The mass market does not care about vision. They want to know what the product does and why it's better than what they currently use.

The founder never shifted from early adopters (who buy vision) to the mass market (who buy utility and proof). They mistake a positioning problem for a brand problem, spend more on conferences, rebrands, and channels, and burn through runway without moving revenue.

Brand Equity & Product Size

The bigger the product, the harder it is to market – unless the company has brand equity.

Salesforce can write "Our deeply unified platform brings together apps, data, agents, and metadata" because they already have trust. People will invest time and money to implement a massive platform from a brand they know.

Startups have near-zero brand equity. The founder's network provides temporary trust (explaining why founder-led sales works), but beyond that network, size becomes a liability. A complex product from an unknown company reads as risky, not impressive.

The dominant emotion in B2B buying is not aspiration – it's fear. More money involved, more people involved, more to lose. "Nobody gets fired for hiring IBM" captures it: buyers default to the safe choice. Startups are the risky bet. Positioning must reduce perceived risk – through specificity, proof, and transparency – not just communicate value.

This is why copying the marketing strategy of established companies fails.

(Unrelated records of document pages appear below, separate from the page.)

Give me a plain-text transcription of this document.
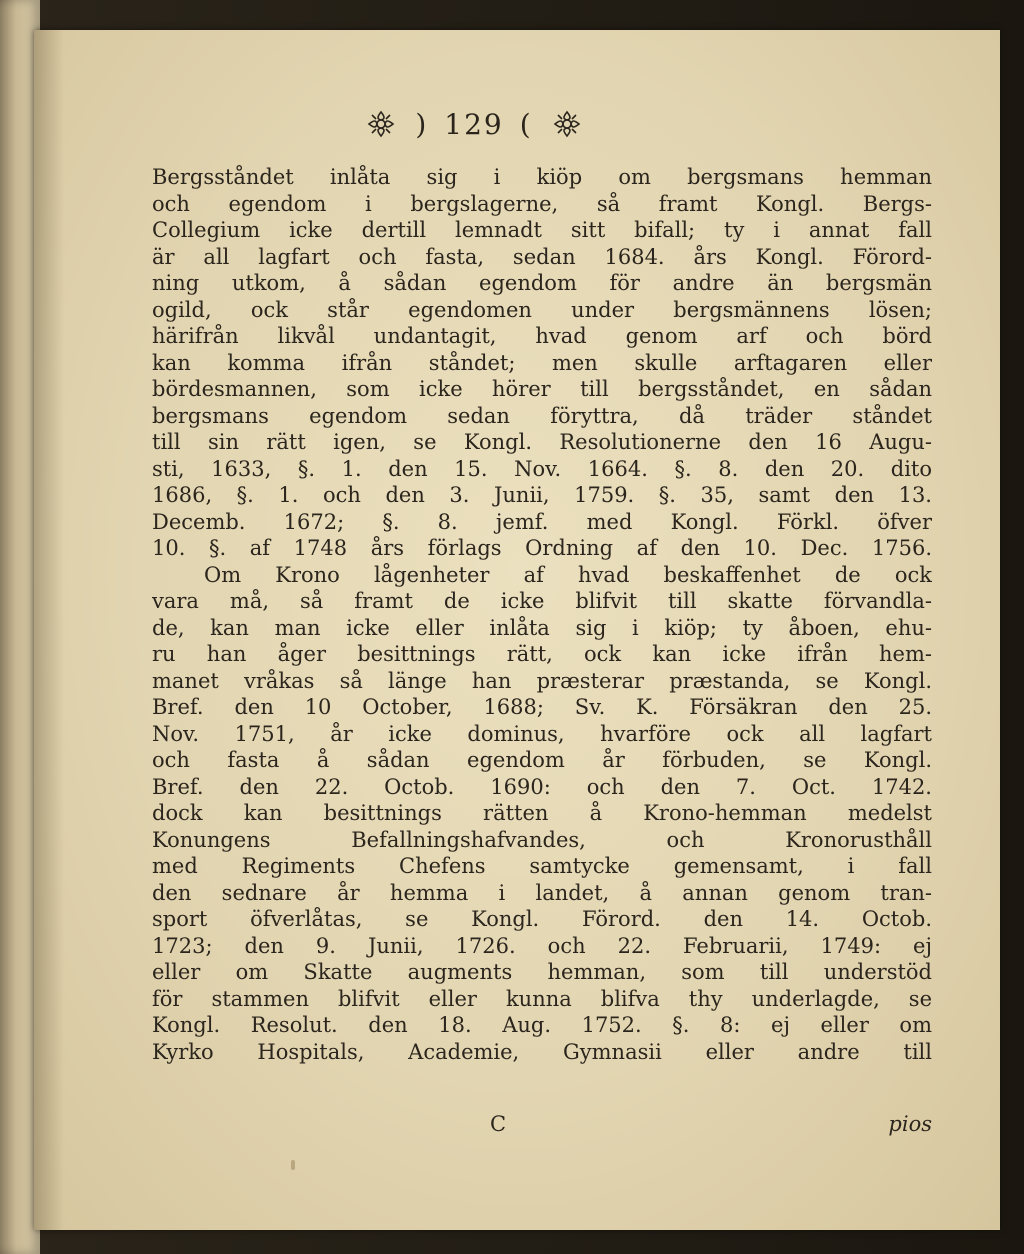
) 129 (
Bergsståndet inlåta sig i kiöp om bergsmans hemman
och egendom i bergslagerne, så framt Kongl. Bergs-
Collegium icke dertill lemnadt sitt bifall; ty i annat fall
är all lagfart och fasta, sedan 1684. års Kongl. Förord-
ning utkom, å sådan egendom för andre än bergsmän
ogild, ock står egendomen under bergsmännens lösen;
härifrån likvål undantagit, hvad genom arf och börd
kan komma ifrån ståndet; men skulle arftagaren eller
bördesmannen, som icke hörer till bergsståndet, en sådan
bergsmans egendom sedan föryttra, då träder ståndet
till sin rätt igen, se Kongl. Resolutionerne den 16 Augu-
sti, 1633, §. 1. den 15. Nov. 1664. §. 8. den 20. dito
1686, §. 1. och den 3. Junii, 1759. §. 35, samt den 13.
Decemb. 1672; §. 8. jemf. med Kongl. Förkl. öfver
10. §. af 1748 års förlags Ordning af den 10. Dec. 1756.
Om Krono lågenheter af hvad beskaffenhet de ock
vara må, så framt de icke blifvit till skatte förvandla-
de, kan man icke eller inlåta sig i kiöp; ty åboen, ehu-
ru han åger besittnings rätt, ock kan icke ifrån hem-
manet vråkas så länge han præsterar præstanda, se Kongl.
Bref. den 10 October, 1688; Sv. K. Försäkran den 25.
Nov. 1751, år icke dominus, hvarföre ock all lagfart
och fasta å sådan egendom år förbuden, se Kongl.
Bref. den 22. Octob. 1690: och den 7. Oct. 1742.
dock kan besittnings rätten å Krono-hemman medelst
Konungens Befallningshafvandes, och Kronorusthåll
med Regiments Chefens samtycke gemensamt, i fall
den sednare år hemma i landet, å annan genom tran-
sport öfverlåtas, se Kongl. Förord. den 14. Octob.
1723; den 9. Junii, 1726. och 22. Februarii, 1749: ej
eller om Skatte augments hemman, som till understöd
för stammen blifvit eller kunna blifva thy underlagde, se
Kongl. Resolut. den 18. Aug. 1752. §. 8: ej eller om
Kyrko Hospitals, Academie, Gymnasii eller andre till
C	pios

A startup's 10-feature platform requires sharper positioning than Salesforce's 100-feature platform – because Salesforce has the trust to absorb ambiguity, and the startup does not.

The "always be shipping" mantra without corresponding investment in distribution creates a massive platform that nobody understands and nobody buys. Product innovation still matters – features spawn generational companies (TikTok's endless feed, Slack's channels, Figma's multiplayer editing) – but only when paired with the marketing capacity to explain what was built.

Undisciplined Product Strategy

Most positioning problems trace back to undisciplined product strategy. Adding features works when they fit a larger conceptual category. Creating new modules for different user types and calling it a "platform" creates confusion – or worse, a product with no market. Individual feature sets may serve separate markets, but if nobody wants all of them at once, selling them together makes no sense.

The AI vaporware pattern: Companies promise their agents can replace entire departments but can't demonstrate a single specific capability. When pushed to narrow ("can the agent handle an email inbox end-to-end?"), the team admits it can't. General pitches feel safer because specificity requires proof. Vagueness isn't strategy – it's avoidance of the fact that the product can't yet do what it claims.

When Positioning Won't Save You

Sometimes the problem is bigger than positioning. A $15M ARR company leading a small ($100M) category discovered that even doubling market share wouldn't satisfy growth mandates. The question wasn't "how do we improve messaging?" – it was "where else can this product play?"

Two options: embrace fragmentation (hundreds of micro-campaigns for different verticals – slow and resource-intensive) or invade a bigger market (knowledge management, clinical documentation, sales enablement – but that means new product, new buyer, new competitors, new PMF).

At some point, the conversation stops being about messaging and becomes about ambition. Is this a profitable leader in a small category, or a company willing to mutate the product to earn a seat in a larger one? That's a founder decision.


Summary: Decision Sequence

  1. Identify market maturity. M1 (immature), M2 (emerging), or M3 (mature)? Use the diagnostic: does the homepage answer "which tool does this replace?" (M3) or "which tasks does this help with?" (M1/M2)?
  2. Choose category strategy. Position inside an existing category, or anchor to a job-to-be-done?
  3. Select GTM type. Start as focused as possible. Vertical GTM dominates a segment; that dominance becomes the wedge to expand.
  4. Build use-case-based segments. Firmographics alone miss the point. Segment by workflows, needs, or category usage.
  5. Pick a winnable first market. Dominate a small segment first. Use momentum to expand.
  6. Match execution to strategy. Broad positioning requires broad execution capacity. If the team can't fund the campaign engine, narrow the strategy.